Douglas trafił do Konyasporu, czyli drużyny aspirującej do gry w europejskich pucharach, ale jednak nie zaliczającej się do gigantów tureckiego futbolu. Spędził tam półtora roku i był to ponownie pobyt bardzo udany. Szkot trafił m.in. do jedenastki sezonu razem z ex-wiślakiem Marcelo, Miguelem Lopesem, Cenkiem Tosunem czy Jermainem Lensem. I udało mi się to nawet mimo kilku urazów, które – podobnie jak w Poznaniu – były jego przekleństwem. Szczególnie często narzekał na problemy z piętą, wycinał sobie nawet fragmenty butów, by te nie sprawiały mu bólu.
Jego podatność na kontuzje nie stanowiła jednak przeszkody dla Wolverhampton, który w zeszłym roku zapłacił ponad milion euro, by wykupić Douglasa z Konyasporu. Szkot idealnie wpasował się w system z trójką obrońców, w którym gra na pozycji lewego wahadłowego. Owszem, wciąż nie jest najlepiej broniącym piłkarzem w lidze, ale asyst pozazdrościć może mu niejeden klasyczny skrzydłowy. W samej tylko Championship ex-lechita zaliczył jedenaście asyst i pod tym względem ustępuje tylko Luke’owi Freemanowi z Queens Park Rangers. Do tego Douglas dołożył cztery gole i w klasyfikacji kanadyjskiej uzbierał 15 punktów. Żaden inny zawodnik klasyfikowany jako obrońca nie ma w tej chwili lepszych liczb na zapleczu angielskiej ekstraklasy. „Wilki” z kolei są aktualnym liderem Championship z trzypunktową przewagą nad drugim Cardiff i siedmioma punktami przewagi nad miejscem barażowym. Bezpośredni awans wywalczą bowiem dwie najlepsze ekipy, a zespoły z miejsc 3-6 o awans miejsce w Premier League powalczą w barażach. Wiele wskazuje na to, że Wolves z Douglasem w składzie już za kilka miesięcy zameldują się w angielskiej elicie.

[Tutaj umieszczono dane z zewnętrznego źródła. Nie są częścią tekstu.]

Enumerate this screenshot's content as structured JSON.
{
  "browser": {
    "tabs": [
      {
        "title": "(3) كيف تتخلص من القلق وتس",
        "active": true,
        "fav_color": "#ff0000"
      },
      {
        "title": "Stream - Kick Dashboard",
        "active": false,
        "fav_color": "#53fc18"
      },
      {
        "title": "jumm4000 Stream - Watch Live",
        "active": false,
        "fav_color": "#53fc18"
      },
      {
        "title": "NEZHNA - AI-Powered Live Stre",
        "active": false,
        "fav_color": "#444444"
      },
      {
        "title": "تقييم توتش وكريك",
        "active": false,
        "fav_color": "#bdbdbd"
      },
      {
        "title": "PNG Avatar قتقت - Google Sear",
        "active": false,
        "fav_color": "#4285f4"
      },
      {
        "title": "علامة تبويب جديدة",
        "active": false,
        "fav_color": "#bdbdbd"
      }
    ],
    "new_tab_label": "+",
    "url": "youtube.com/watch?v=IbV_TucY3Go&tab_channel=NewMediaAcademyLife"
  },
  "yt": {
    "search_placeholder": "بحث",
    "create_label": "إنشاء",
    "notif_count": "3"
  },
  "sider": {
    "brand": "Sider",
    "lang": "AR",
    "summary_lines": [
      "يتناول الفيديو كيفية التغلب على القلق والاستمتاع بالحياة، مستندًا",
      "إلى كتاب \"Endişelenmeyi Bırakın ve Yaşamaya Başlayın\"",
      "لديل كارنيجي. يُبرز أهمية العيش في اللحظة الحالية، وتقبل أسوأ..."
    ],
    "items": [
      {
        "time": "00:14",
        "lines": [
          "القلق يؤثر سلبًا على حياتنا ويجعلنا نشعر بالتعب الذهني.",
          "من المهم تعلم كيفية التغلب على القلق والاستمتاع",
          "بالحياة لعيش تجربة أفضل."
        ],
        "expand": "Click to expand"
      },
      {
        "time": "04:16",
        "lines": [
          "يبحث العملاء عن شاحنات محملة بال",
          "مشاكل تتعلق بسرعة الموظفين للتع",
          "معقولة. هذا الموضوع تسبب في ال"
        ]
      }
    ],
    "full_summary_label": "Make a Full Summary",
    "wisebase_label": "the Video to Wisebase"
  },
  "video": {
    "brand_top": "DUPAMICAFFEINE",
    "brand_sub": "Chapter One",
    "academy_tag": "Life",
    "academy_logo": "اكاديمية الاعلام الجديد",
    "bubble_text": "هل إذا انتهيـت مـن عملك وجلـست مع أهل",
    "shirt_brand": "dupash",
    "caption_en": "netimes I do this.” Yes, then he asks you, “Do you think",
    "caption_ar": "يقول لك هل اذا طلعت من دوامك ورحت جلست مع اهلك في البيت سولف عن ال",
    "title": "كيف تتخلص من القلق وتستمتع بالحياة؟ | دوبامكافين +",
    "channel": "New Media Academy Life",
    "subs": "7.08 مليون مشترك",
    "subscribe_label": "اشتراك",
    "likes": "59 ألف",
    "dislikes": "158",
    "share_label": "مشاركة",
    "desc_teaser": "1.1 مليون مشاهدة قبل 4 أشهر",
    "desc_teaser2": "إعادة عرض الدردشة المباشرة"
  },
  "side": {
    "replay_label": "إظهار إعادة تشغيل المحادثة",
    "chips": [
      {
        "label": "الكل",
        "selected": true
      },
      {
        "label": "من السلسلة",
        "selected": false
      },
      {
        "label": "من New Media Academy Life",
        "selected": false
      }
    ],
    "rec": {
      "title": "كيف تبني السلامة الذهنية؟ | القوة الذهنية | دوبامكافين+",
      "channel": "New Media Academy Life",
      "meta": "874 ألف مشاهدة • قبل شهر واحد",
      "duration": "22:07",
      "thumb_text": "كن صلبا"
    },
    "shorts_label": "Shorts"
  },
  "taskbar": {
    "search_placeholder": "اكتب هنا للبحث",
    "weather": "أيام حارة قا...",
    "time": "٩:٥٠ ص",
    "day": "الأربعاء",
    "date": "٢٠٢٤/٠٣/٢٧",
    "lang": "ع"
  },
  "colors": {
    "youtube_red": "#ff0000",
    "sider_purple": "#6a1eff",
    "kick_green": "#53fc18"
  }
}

Nikogo zatem nie powinno dziwić, że Douglas dostał właśnie swoje pierwsze powołanie do reprezentacji Szkocji. Selekcjoner Alex McLeish wezwał go na towarzyskie spotkania z Kostaryką i Węgrami. Droga „Bashera” z Dundee przez Polskę, Turcję i Anglię wreszcie zahaczyła o miejsce, o które marzył. To może być najszczęśliwszy rok dla byłego piłkarza Lecha – powołanie do kadry, ewentualny debiut, ponadto awans do Premier League i narodziny dziecka. Jego żona Debbie (swego czasu robiąca furorę w polskich mediach) niedawno ogłosiła, że państwo Douglas spodziewają się potomka.